By August 23, 2014 Blog

Books about successful technology companies are usually written by the entrepreneurs who founded the companies. It is truly remarkable for a book about a company which has grown from nothing to one of the largest computer companies in the world, written by an employee with a HR background and another employee with a diversity background. However, that is what we find with The Lenovo Way: Managing a Diverse Global Company for Optimal Performance, by Gina Qiao and Yolanda Conyers, suggesting that the key features of the company are at least as much tied up in its attitude towards employees and diversity as they are in the actual products the company sells.
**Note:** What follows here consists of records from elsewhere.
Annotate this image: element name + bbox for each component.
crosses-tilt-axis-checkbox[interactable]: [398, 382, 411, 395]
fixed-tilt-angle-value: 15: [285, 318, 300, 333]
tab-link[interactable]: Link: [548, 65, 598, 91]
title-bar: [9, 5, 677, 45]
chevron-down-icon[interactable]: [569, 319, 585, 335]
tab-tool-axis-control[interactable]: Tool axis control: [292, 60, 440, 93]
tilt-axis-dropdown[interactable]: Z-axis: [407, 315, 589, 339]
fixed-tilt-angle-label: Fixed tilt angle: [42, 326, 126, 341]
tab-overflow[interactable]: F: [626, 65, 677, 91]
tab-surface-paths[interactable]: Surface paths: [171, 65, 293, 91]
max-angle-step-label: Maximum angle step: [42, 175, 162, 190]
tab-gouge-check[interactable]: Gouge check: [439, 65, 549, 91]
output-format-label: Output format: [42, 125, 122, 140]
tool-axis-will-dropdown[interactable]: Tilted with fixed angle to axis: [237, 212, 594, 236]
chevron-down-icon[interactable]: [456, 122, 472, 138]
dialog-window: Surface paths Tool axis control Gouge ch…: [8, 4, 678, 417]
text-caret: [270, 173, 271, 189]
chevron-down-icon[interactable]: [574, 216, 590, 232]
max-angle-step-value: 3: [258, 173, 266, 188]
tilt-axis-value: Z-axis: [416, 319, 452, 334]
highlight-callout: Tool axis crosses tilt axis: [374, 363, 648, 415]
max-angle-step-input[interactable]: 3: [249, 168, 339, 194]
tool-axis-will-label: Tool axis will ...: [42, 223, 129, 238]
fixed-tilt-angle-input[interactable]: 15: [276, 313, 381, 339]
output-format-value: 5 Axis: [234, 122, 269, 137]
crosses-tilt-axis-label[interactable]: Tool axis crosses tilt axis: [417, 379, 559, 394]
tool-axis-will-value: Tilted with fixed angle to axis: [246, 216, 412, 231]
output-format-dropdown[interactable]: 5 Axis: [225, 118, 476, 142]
The book describes a company which began with a group of Chinese scientists who had no commercial experience. Starting by renting out their expertise, then becoming distributors for international computer brands, then creating a Chinese-language motherboard, Legend Computers gradually grew to a position of dominance in the Chinese market before changing its English name to Lenovo and turning its ambitions towards a global market.

Many international companies have suffered culture shocks trying to take over Chinese companies; this book described the culture shocks Lenovo faced digesting the acquisition of the IBM personal computers business. A typical multinational company has a headquarters and dominant culture in one country; Lenovo has chosen not to pursue that route. It has adopted English as its language of businesses, requiring a significant sacrifice on the part of its founders and original staff. In different parts of the world, local culture prevails, rather than a monolithic head-office-imposed culture.

This book describes one way in which a truly international company can succeed, but it requires a lot of trust-building and willingness to sacrifice one’s own interests. According to the authors:

“We don’t just say nice words about cultural diversity; we live it. That is the Lenovo Way.”

Most US-Chinese business ventures fail because of cultural mismatch. This book demonstrates the extensive cultural work necessary for an East-West merger to succeed.